SIDS usually occurs while an infant is sleeping at night. An emerging theory holds that the condition is caused by bacterial toxins, encountered by virtually all infants in the first year of life. Researchers have proposed several theories to explain how these toxins might kill infants, but so far there has been little experimental evidence to back them up.
Now, physiologist Saraid Billiards of Monash University in Melbourne, Australia, has found that even a mild bacterial infection can cause brain steroid levels to rise dramatically, leading lambs to become extremely drowsy and difficult to wake. In a trial involving 12 lambs, a mild infection with Escherichia coli caused levels of the steroid allopregnanolone in the blood to rise by 50%.
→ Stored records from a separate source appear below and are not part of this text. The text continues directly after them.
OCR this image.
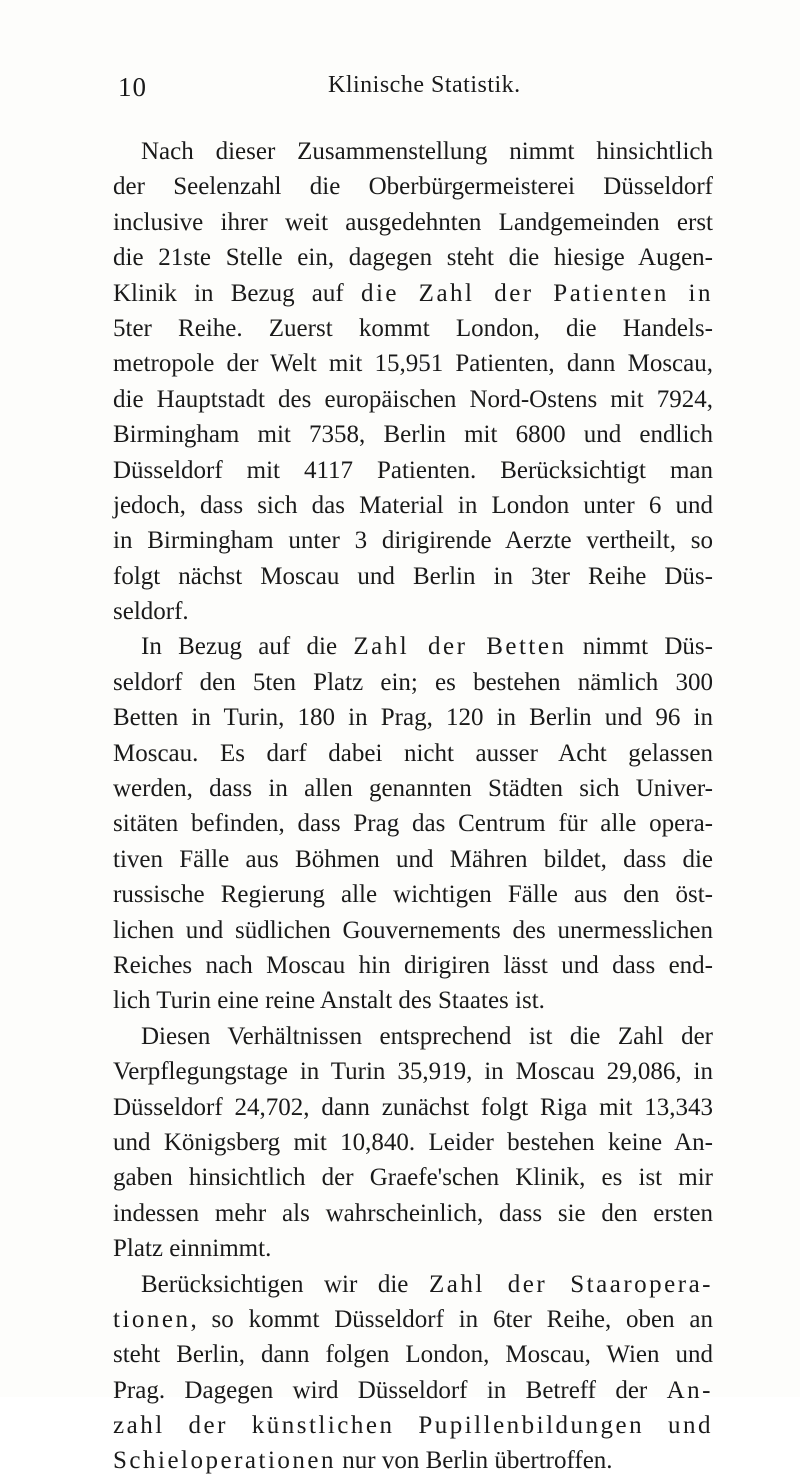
10	Klinische Statistik.
Nach dieser Zusammenstellung nimmt hinsichtlich
der Seelenzahl die Oberbürgermeisterei Düsseldorf
inclusive ihrer weit ausgedehnten Landgemeinden erst
die 21ste Stelle ein, dagegen steht die hiesige Augen-
Klinik in Bezug auf die Zahl der Patienten in
5ter Reihe. Zuerst kommt London, die Handels-
metropole der Welt mit 15,951 Patienten, dann Moscau,
die Hauptstadt des europäischen Nord-Ostens mit 7924,
Birmingham mit 7358, Berlin mit 6800 und endlich
Düsseldorf mit 4117 Patienten. Berücksichtigt man
jedoch, dass sich das Material in London unter 6 und
in Birmingham unter 3 dirigirende Aerzte vertheilt, so
folgt nächst Moscau und Berlin in 3ter Reihe Düs-
seldorf.
In Bezug auf die Zahl der Betten nimmt Düs-
seldorf den 5ten Platz ein; es bestehen nämlich 300
Betten in Turin, 180 in Prag, 120 in Berlin und 96 in
Moscau. Es darf dabei nicht ausser Acht gelassen
werden, dass in allen genannten Städten sich Univer-
sitäten befinden, dass Prag das Centrum für alle opera-
tiven Fälle aus Böhmen und Mähren bildet, dass die
russische Regierung alle wichtigen Fälle aus den öst-
lichen und südlichen Gouvernements des unermesslichen
Reiches nach Moscau hin dirigiren lässt und dass end-
lich Turin eine reine Anstalt des Staates ist.
Diesen Verhältnissen entsprechend ist die Zahl der
Verpflegungstage in Turin 35,919, in Moscau 29,086, in
Düsseldorf 24,702, dann zunächst folgt Riga mit 13,343
und Königsberg mit 10,840. Leider bestehen keine An-
gaben hinsichtlich der Graefe'schen Klinik, es ist mir
indessen mehr als wahrscheinlich, dass sie den ersten
Platz einnimmt.
Berücksichtigen wir die Zahl der Staaropera-
tionen, so kommt Düsseldorf in 6ter Reihe, oben an
steht Berlin, dann folgen London, Moscau, Wien und
Prag. Dagegen wird Düsseldorf in Betreff der An-
zahl der künstlichen Pupillenbildungen und
Schieloperationen nur von Berlin übertroffen.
Results were even more dramatic in the brain, where levels of allopregnanolone, which is known to have sedative and anaesthetic properties, increased two- to threefold. If the same occurs in humans, even a mild infection could blunt infants’ ability to awaken, Billiards says. “If they develop breathing problems while they’re asleep that cause their blood oxygen to fall, they don’t have the appropriate arousing response that allows them to wake.”
John Newnham, director of the Women and Infants Research Foundation in Perth, Australia, says the finding is an important step towards understanding SIDS. “This helps us with the idea that infection is involved.” The research has been accepted for publication in the journal Pediatric Research later in the year.